The Right of the Strongest is a 1924 American silent drama film directed by Edgar Lewis and starring E.K. Lincoln, Helen Ferguson, and George Siegmann. It was adapted from a 1913 novel of the same name by Frances Nimmo Greene.

==Plot==
As described in a film magazine review, John Marshall, young engineer, goes to Bullis Valley in the Alabama hills to secure lands for a big power project.
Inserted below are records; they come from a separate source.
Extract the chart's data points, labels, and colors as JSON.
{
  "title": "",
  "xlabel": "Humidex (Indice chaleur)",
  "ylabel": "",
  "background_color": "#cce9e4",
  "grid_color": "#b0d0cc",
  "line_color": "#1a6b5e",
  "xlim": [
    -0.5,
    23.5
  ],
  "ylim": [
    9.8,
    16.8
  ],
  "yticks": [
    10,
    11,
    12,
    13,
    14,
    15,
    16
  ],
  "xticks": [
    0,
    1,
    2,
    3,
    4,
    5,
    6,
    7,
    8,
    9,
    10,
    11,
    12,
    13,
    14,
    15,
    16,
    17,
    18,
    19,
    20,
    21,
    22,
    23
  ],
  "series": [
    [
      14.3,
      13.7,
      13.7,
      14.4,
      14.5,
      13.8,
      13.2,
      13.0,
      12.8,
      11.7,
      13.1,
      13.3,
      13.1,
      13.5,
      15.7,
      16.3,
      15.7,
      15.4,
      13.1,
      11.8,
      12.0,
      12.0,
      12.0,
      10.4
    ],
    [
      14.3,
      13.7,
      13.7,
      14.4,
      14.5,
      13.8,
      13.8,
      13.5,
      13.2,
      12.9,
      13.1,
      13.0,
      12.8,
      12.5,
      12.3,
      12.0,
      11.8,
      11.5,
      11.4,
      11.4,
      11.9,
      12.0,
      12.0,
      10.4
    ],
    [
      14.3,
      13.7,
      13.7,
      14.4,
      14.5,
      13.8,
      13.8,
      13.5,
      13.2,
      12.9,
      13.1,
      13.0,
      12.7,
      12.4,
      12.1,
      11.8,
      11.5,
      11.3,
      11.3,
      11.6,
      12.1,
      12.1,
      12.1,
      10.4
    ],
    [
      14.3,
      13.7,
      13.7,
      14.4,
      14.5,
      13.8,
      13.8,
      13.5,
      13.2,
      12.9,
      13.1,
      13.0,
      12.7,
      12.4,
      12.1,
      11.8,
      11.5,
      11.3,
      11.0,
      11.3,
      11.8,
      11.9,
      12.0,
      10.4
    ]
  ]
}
The hill folks think he is a revenue spy and plans are laid against his life. He is in love with a school teacher, Mary Dale. Her father was previously slain by the hill squatters when they suspected him of plying the trade of government informant. She struggles through a storm to reach his cabin to warn him. A lynching party, headed by Trav Williams arrives. Williams and Marshall agree to fight it out and battle furiously. Marshall's men from the construction camp rush to their chief's rescue. He weds Mary.

== Censorship ==
Before The Right of the Strongest could be exhibited in Kansas, the Kansas Board of Review required the removal of several scenes in reel 4. Eliminations were of a noose being fixed, an intertitle saying "To hell with you," and a man being choked, stamped, and kicked during a fight.

==Preservation==
With no prints of The Right of the Strongest located in any film archives, it is a lost film.

==Bibliography==
- Rainey, Buck. Sweethearts of the Sage: Biographies and Filmographies of 258 Actresses Appearing in Western Movies. McFarland & Company, 1992.